Denizli Büyükşehir Belediye Başkanımız Sayın Bülent Nuri Çavuşoğlu’nun önderliğinde, Kültür Dairesi Başkanı Değerli Kardeşim Mehmet Selçuk ve ekibi tarafından organize edilen Denizli Sanat Çalıştayına, çok değerli sanatçılarla birlikte konuşmacı olarak davet edilmiştim. Çalıştayda, “Şehir-Sanat İlişkisi” üzerine örneklemeler içeren bir konuşma yapmayı planlıyordum. Ancak yaşadığım rahatsızlık nedeniyle çalıştaya katılamadım. Buna rağmen hazırladığım konuşma metnini, Mehmet Selçuk’a ilettim. Bu süreçte #Denizli ve #SanatŞehri etiketleriyle yaptığımız paylaşımlara gelen “Konuşma metnini biz de okuyabilir miyiz?” talepleri üzerine, metni sizlerle de paylaşmaya karar verdim. İyi okumalar…
***
Nejat Altınsoy / Denizli Sanat Çalıştayı Konuşma Metni / 26 Nisan 2025
Denizli nasıl sanat şehri olur?
Sorusu üzerine notlar aldık.
Hemşerimiz Mimar Yazar Cengiz Bektaş, “şehirler insanın en insan olduğu” yerlerdir der.
Önemli bir tespit.
Belki de bu nedenle de uygarlığın yansımalarına daha çok şehirlerde rastlanır ve bu nedenle şehirler; mimari, resim,heykel, müzik ve edebiyat gibi sanat dallarının üretildiği öncelikli mekânlardır.
Şehir-Sanat- Uygarlık- Kültür gibi kavramlar birbiriyle içiçe girmiş kavramlar.
Biz bu kavramlardan Şehir ve Sanat ilişkisi üzerine bir örnekleme yapalım.
Paris’in birçok sanat türünün merkezi olması tesadüf değildir.
Özellikle de caz müziğinin.
Avrupa ikinci dünya savaşı sonrası yaralarını sarmaya çalışırken Paris, özellikle kendilerine zemin ve saygınlık arayan cazcılara kapılarını açmıştır.
Django Reinhardt gibi müzisyenlerin de etkisiyle müzisyenler şehrin kendilerine sağladığı özgürlükler nedeniyle Paris’i tercih etmişlerdir.
Tabi bu özgürlüğün içinde ekonomi de yatmaktadır.
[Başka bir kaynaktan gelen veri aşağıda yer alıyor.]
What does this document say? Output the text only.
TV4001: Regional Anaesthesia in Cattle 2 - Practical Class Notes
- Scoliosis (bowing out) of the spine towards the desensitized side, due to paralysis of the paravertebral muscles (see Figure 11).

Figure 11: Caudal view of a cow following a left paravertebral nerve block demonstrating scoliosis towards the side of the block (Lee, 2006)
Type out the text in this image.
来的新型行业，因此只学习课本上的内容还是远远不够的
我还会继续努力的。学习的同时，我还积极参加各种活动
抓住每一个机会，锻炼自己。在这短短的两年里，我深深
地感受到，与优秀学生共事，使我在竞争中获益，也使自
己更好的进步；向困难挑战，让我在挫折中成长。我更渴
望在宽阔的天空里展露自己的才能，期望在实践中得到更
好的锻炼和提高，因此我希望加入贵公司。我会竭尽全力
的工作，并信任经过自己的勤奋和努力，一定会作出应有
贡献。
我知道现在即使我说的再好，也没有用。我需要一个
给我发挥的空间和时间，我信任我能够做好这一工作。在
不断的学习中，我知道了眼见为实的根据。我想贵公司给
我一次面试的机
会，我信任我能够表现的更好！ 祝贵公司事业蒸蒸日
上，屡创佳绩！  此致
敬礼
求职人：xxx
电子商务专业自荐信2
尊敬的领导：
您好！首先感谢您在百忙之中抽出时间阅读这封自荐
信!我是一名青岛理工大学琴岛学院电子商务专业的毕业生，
Bu ilişki sayesinde bugün caz müziğinin içinde Paris Cafe gibi bir tarz bulunmaktadır.
Ünlü yönetmen Wody Allen’in tam da bu konuya ve zamanına gönderme yapan bir sinema filmi vardır. Sweet and lowdown (Tatlı ve alçak) izlemenizi tavsiye ederim.
Yani demek istediğim; sanatın ve sanatçıların şehirleri tercih etmelerinde kendilerine göre sebepleri vardır.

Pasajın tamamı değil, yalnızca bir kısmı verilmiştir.